The lobate scarps cut across small impact craters and look pristine in imagery from lunar orbit, signs that the features are relatively fresh, perhaps as young as a million years, scientists said Thursday.

If it happened so recently, the contraction could still be going on today. Computer models project the moon should still be cooling, Watters said.

Wargo said the evidence of geologic activity challenges experts' views of the moon.

"Before LRO launched, it was pretty common for a lot of folks, including many scientists, to think of the moon as a dead, unchanging planet," Wargo said. "After only a year of observations from LRO, we're finding that, to the contrary, the moon is a truly dynamic planet."

Watters said the cliffs are small. The largest scarp is about 300 feet high and stretches several miles long, and other features are even smaller.

Because the scarps are modest, only high-resolution pictures from LRO can spot many of the faults. About 10 percent of the lunar surface has been mapped in such detail so far, according to John Keller, LRO's deputy project scientist.

It could take three more years to finish a detailed map of the moon with a resolution of as low as about 3 feet, so more discoveries are expected in the future, officials said.

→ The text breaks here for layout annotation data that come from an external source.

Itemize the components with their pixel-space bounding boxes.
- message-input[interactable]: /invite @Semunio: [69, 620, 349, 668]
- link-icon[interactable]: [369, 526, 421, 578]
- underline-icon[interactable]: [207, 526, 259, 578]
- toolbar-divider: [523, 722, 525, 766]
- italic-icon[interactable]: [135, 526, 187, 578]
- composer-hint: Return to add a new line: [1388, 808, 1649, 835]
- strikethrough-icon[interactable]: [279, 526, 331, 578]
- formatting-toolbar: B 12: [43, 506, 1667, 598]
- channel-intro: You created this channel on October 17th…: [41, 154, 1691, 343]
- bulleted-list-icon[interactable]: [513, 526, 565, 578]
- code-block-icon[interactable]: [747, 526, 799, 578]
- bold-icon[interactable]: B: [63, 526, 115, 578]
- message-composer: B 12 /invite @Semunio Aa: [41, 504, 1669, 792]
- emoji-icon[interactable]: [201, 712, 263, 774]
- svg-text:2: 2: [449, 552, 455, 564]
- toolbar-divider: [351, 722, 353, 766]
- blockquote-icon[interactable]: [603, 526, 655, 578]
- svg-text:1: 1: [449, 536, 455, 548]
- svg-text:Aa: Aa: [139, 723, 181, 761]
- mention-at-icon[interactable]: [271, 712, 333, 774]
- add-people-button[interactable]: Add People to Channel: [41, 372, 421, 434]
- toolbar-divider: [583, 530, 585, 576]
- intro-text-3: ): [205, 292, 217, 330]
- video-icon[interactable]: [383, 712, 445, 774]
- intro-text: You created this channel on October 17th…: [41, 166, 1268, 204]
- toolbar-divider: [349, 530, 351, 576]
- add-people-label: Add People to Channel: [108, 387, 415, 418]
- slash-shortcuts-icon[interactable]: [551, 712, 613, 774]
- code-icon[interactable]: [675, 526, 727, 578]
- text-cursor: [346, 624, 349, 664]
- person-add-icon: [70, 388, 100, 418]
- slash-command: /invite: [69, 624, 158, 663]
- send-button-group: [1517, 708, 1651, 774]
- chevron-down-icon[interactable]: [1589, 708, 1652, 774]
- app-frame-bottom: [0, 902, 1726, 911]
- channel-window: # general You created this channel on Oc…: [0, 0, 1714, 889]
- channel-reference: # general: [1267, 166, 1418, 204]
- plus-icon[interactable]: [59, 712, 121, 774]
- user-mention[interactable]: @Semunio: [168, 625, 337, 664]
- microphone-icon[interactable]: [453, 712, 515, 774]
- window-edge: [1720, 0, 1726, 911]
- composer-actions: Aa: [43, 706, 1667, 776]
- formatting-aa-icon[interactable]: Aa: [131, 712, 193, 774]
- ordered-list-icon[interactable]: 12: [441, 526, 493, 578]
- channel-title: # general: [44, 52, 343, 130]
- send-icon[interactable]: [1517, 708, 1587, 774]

The Lee-Lincoln fault scarp is visible on the left side of this terrain model of the Taurus-Littrow valley, the site of the Apollo 17 landing. The lunar module landing site is labeled with the arrow. Credit: NASA/Goddard/Arizona State University/Smithsonian
 
One of the scarps was explored by astronauts in December 1972. Located in the Taurus-Littrow valley, the fault was just west of the Apollo 17 landing site.

Watters said scientists are investigating possible links between the thrust faults and moonquakes detected by seismic sensors left behind on four Apollo lunar landing missions.

"One of the things we're looking into is exactly that possibility, if there's any spatial correlation between these known moonquakes and any of the lobate scarps," Watters said. "I think it is certainly a possibility."

According to Watters, the Apollo seismic equipment detected about 30 moonquakes with shallow depths, but there are no definitive ties between the tremors and the known faults.

Other researchers are comparing imagery from Apollo orbiters and LRO to see if any of the scarps have changed in the last 40 years, indicating ongoing activity.

LRO will wrap up its one-year prime mission in September, when management of the probe will be transferred from NASA's exploration directorate to the science division for another two years of observations.

The spacecraft will likely be moved from its current circular orbit 30 miles above the moon to an elliptical path stretching from an altitude of 19 miles to nearly 125 miles.

The new orbit will help save fuel on the orbiter, possibly permitting another life extension beyond 2012. But the higher orbit will also affect the performance of LRO's camera, reducing its average resolution from 1.6 feet to more than 3 feet.